Она повзрослела. Перед свадьбой плакала, а потом увидела, как в брачную ночь муж кого-то чуть не убил. Он жил по жестким правилам самозащиты, которые постиг на ферме. Но их мир был еще жестче. Теперь Роман сидел в тюрьме, ибо под колокольней в припадке ревности едва не прикончил плотника. Семь человек с ним еле справились. Отбивался что твой олень. Когда с вышины Роман увидел жену среди работяг, он не знал, что она беременна.

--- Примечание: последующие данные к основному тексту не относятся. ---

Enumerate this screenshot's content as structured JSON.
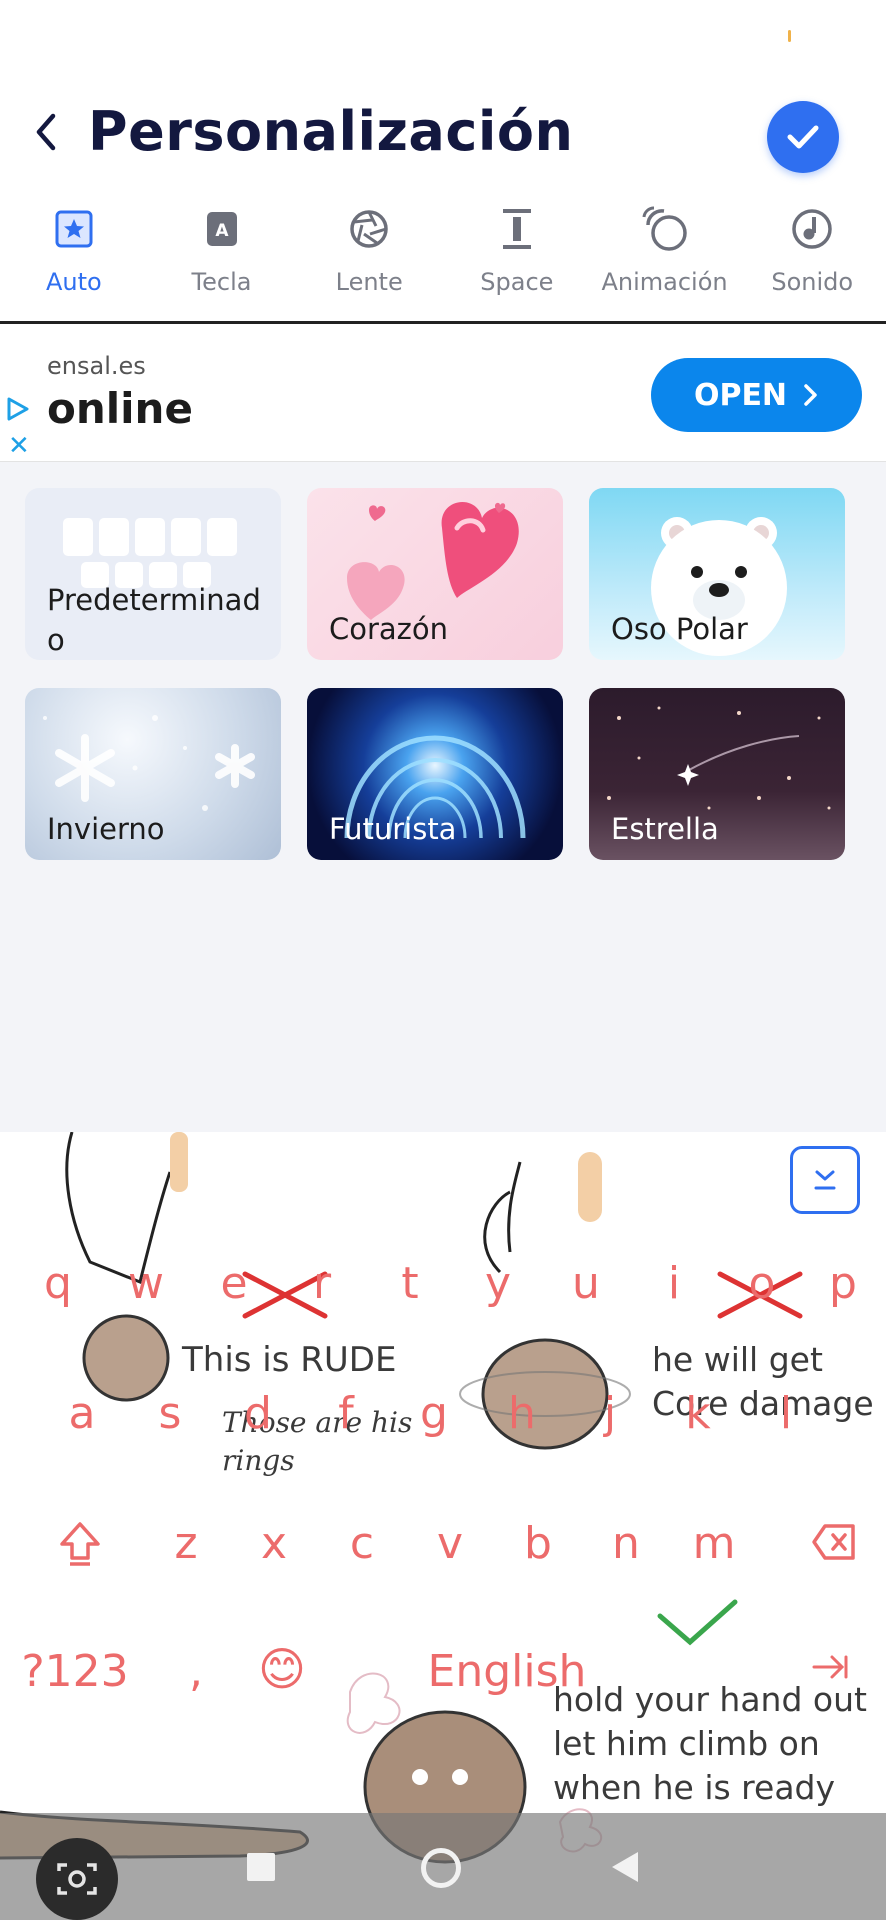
{
  "header": {
    "title": "Personalización"
  },
  "tabs": [
    {
      "label": "Auto",
      "icon": "star-square-icon",
      "active": true
    },
    {
      "label": "Tecla",
      "icon": "key-letter-icon",
      "active": false
    },
    {
      "label": "Lente",
      "icon": "aperture-icon",
      "active": false
    },
    {
      "label": "Space",
      "icon": "space-cursor-icon",
      "active": false
    },
    {
      "label": "Animación",
      "icon": "bubbles-icon",
      "active": false
    },
    {
      "label": "Sonido",
      "icon": "music-note-icon",
      "active": false
    }
  ],
  "ad": {
    "domain": "ensal.es",
    "title": "online",
    "cta": "OPEN"
  },
  "themes": [
    {
      "name": "Predeterminad\no"
    },
    {
      "name": "Corazón"
    },
    {
      "name": "Oso Polar"
    },
    {
      "name": "Invierno"
    },
    {
      "name": "Futurista"
    },
    {
      "name": "Estrella"
    }
  ],
  "keyboard": {
    "row1": [
      "q",
      "w",
      "e",
      "r",
      "t",
      "y",
      "u",
      "i",
      "o",
      "p"
    ],
    "row2": [
      "a",
      "s",
      "d",
      "f",
      "g",
      "h",
      "j",
      "k",
      "l"
    ],
    "row3": [
      "z",
      "x",
      "c",
      "v",
      "b",
      "n",
      "m"
    ],
    "symbols_key": "?123",
    "comma_key": ",",
    "space_label": "English",
    "emoji": "😊",
    "background_texts": {
      "rude": "This is RUDE",
      "rings": "Those are his\nrings",
      "damage": "he will get\nCore damage",
      "hand": "hold your hand out\nlet him climb on\nwhen he is ready"
    }
  },
  "colors": {
    "accent": "#2f6ff0",
    "key_text": "#ec6b6b",
    "title": "#13183f"
  }
}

Раз в неделю Мари-Ньеж ходила в марсейянскую тюрьму на свидания. Через месяц как мужа посадили, на обратной дороге у нее случился выкидыш. В канаве она потеряла то, что они с Романом создали. Через час очухалась. Густой чертополох остался в памяти, словно выжженное тавро. В обочину дороги она воткнула крест, связанный из двух прутиков, собрала в подол желтого платья кровавое месиво и, добравшись домой, похоронила его на поле-подкове.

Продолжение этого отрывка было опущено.